MÜHİM MESELE

Nefes al, nefes ver. Nefes al, nefes ver… Nefes al… ve biraz tut şimdi.

Okudukça ben olacağın bir yer burası. Okudukça beni anlayacağın yer, burası. Belki nefret edeceksin benden beni tanıdığına pişman olarak, belki de beni özleyeceksin yine pişmanlıkla.Ne okuman için bir sebep var, ne de okudukça varacağın bir sonuç.
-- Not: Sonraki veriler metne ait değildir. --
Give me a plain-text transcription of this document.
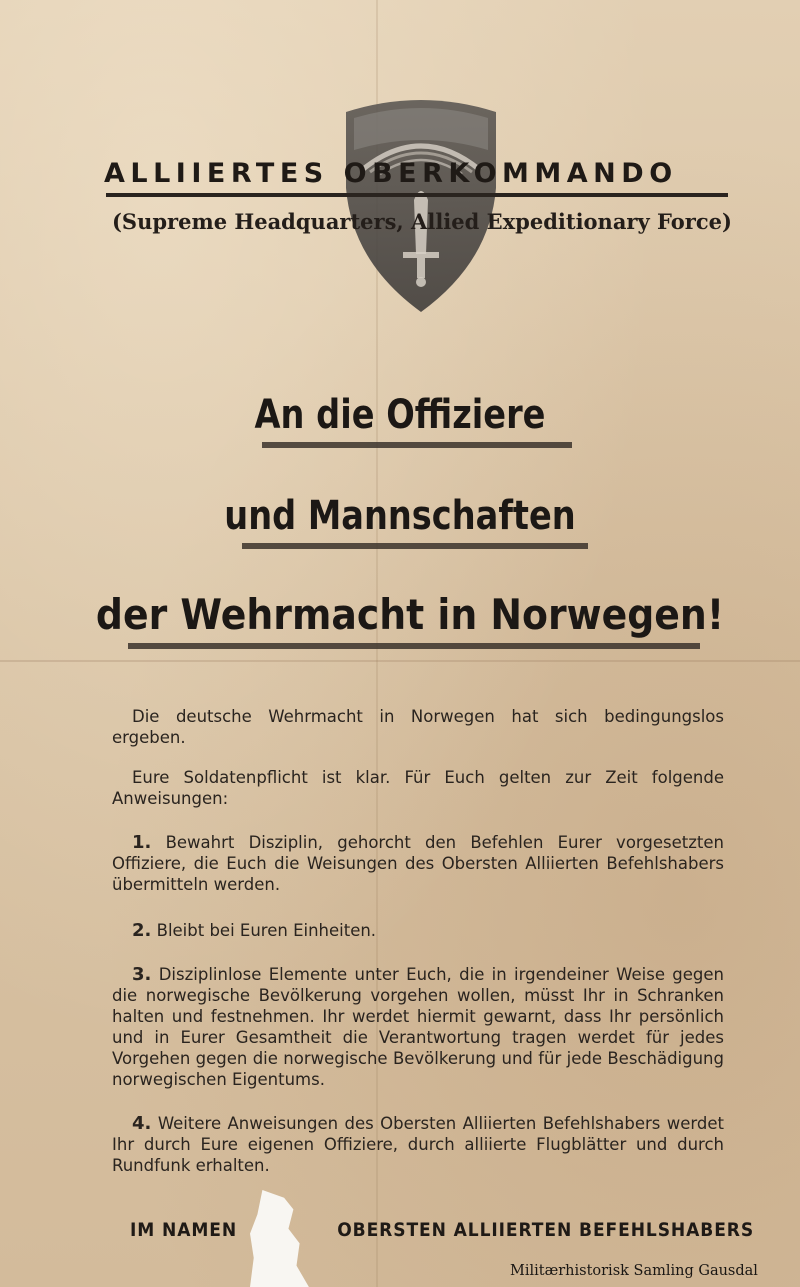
ALLIIERTES OBERKOMMANDO
(Supreme Headquarters, Allied Expeditionary Force)
An die Offiziere
und Mannschaften
der Wehrmacht in Norwegen!
Die deutsche Wehrmacht in Norwegen hat sich bedingungslos ergeben.
Eure Soldatenpflicht ist klar. Für Euch gelten zur Zeit folgende Anweisungen:
1. Bewahrt Disziplin, gehorcht den Befehlen Eurer vorgesetzten Offiziere, die Euch die Weisungen des Obersten Alliierten Befehlshabers übermitteln werden.
2. Bleibt bei Euren Einheiten.
3. Disziplinlose Elemente unter Euch, die in irgendeiner Weise gegen die norwegische Bevölkerung vorgehen wollen, müsst Ihr in Schranken halten und festnehmen. Ihr werdet hiermit gewarnt, dass Ihr persönlich und in Eurer Gesamtheit die Verantwortung tragen werdet für jedes Vorgehen gegen die norwegische Bevölkerung und für jede Beschädigung norwegischen Eigentums.
4. Weitere Anweisungen des Obersten Alliierten Befehlshabers werdet Ihr durch Eure eigenen Offiziere, durch alliierte Flugblätter und durch Rundfunk erhalten.
IM NAMEN	OBERSTEN ALLIIERTEN BEFEHLSHABERS
Militærhistorisk Samling Gausdal
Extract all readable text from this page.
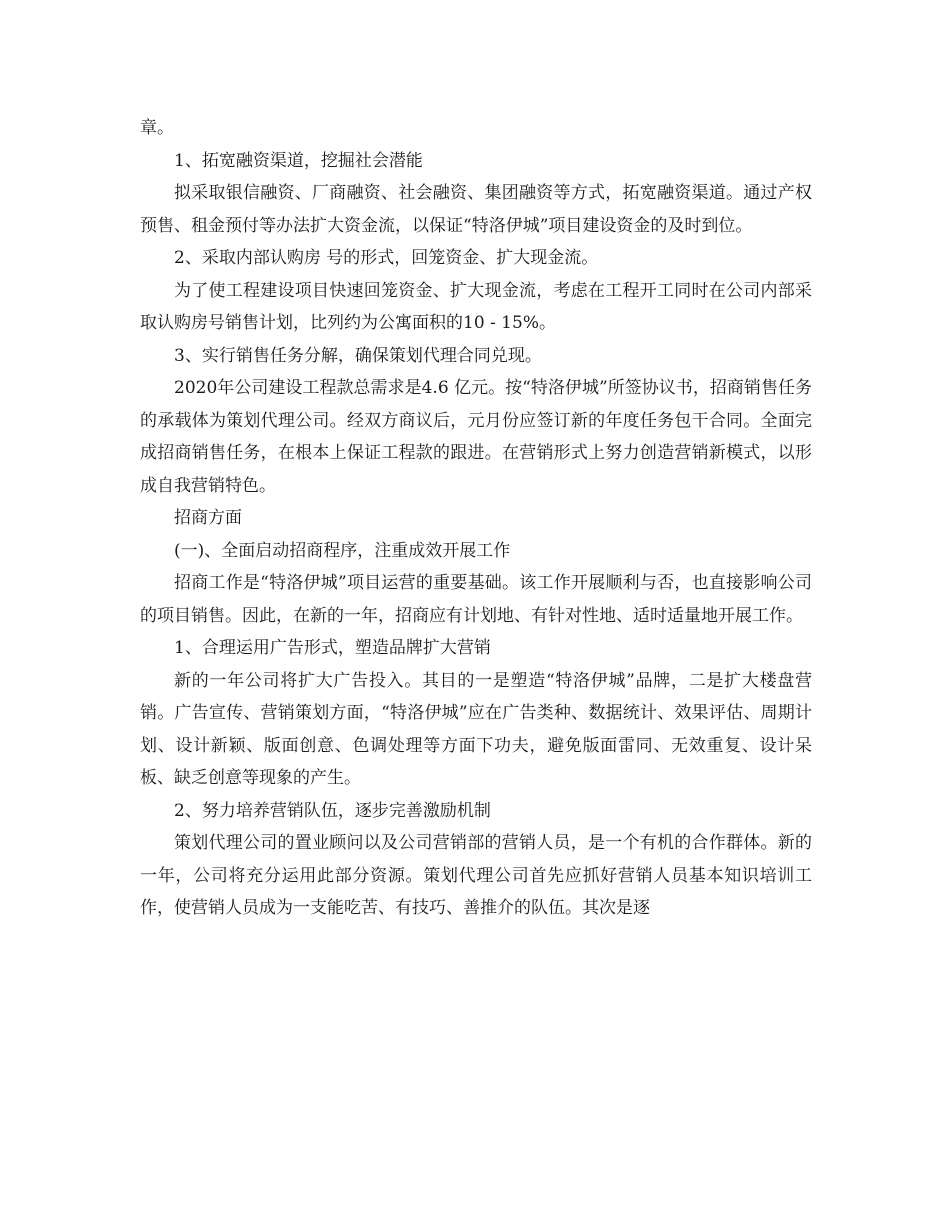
章。

1、拓宽融资渠道，挖掘社会潜能

拟采取银信融资、厂商融资、社会融资、集团融资等方式，拓宽融资渠道。通过产权预售、租金预付等办法扩大资金流，以保证“特洛伊城”项目建设资金的及时到位。

2、采取内部认购房 号的形式，回笼资金、扩大现金流。

为了使工程建设项目快速回笼资金、扩大现金流，考虑在工程开工同时在公司内部采取认购房号销售计划，比列约为公寓面积的10 - 15%。

3、实行销售任务分解，确保策划代理合同兑现。

2020年公司建设工程款总需求是4.6 亿元。按“特洛伊城”所签协议书，招商销售任务的承载体为策划代理公司。经双方商议后，元月份应签订新的年度任务包干合同。全面完成招商销售任务，在根本上保证工程款的跟进。在营销形式上努力创造营销新模式，以形成自我营销特色。

招商方面

(一)、全面启动招商程序，注重成效开展工作

招商工作是“特洛伊城”项目运营的重要基础。该工作开展顺利与否，也直接影响公司的项目销售。因此，在新的一年，招商应有计划地、有针对性地、适时适量地开展工作。

1、合理运用广告形式，塑造品牌扩大营销

新的一年公司将扩大广告投入。其目的一是塑造“特洛伊城”品牌，二是扩大楼盘营销。广告宣传、营销策划方面，“特洛伊城”应在广告类种、数据统计、效果评估、周期计划、设计新颖、版面创意、色调处理等方面下功夫，避免版面雷同、无效重复、设计呆板、缺乏创意等现象的产生。

2、努力培养营销队伍，逐步完善激励机制

策划代理公司的置业顾问以及公司营销部的营销人员，是一个有机的合作群体。新的一年，公司将充分运用此部分资源。策划代理公司首先应抓好营销人员基本知识培训工作，使营销人员成为一支能吃苦、有技巧、善推介的队伍。其次是逐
Sadece ben. Eğer istersen.

Şimdi bırakabilirsin.

14 Eylül 2012 Cuma

Mektup

Toz ve şehrin gürültüsü her yanını sarmıştı adamın. Yapamayacağını düşündüğü her şeyi bir bir yapmanın verdiği şaşkınlık belki mutluluk vericiydi adam için, ama kesinlikle bu gürültü olası tüm güzellikleri yok edebilirdi ( Yemyeşil çimenlerin üstünde harcadığı vakitleri hatırladı bi anda ).
Kulağında en sevdiği müzikler, karşısında ise hiç sevmediği kalabalık. Yara yara ilerliyordu evine doğru sanki aynıymış gibi olan insanları. Herkesin suratında aynı ifade, yokluk.. Sanki orada değillermiş gibi. Duygularını evlerinde bırakıp sokağa çıkan insanlarla doluydu otobüsler, taksiler, kafeler. Gülümseyen insan görmeyeli epey olmuştu. Yada birbirinin gözüne bakarak konuşan insanları işitmeyeli.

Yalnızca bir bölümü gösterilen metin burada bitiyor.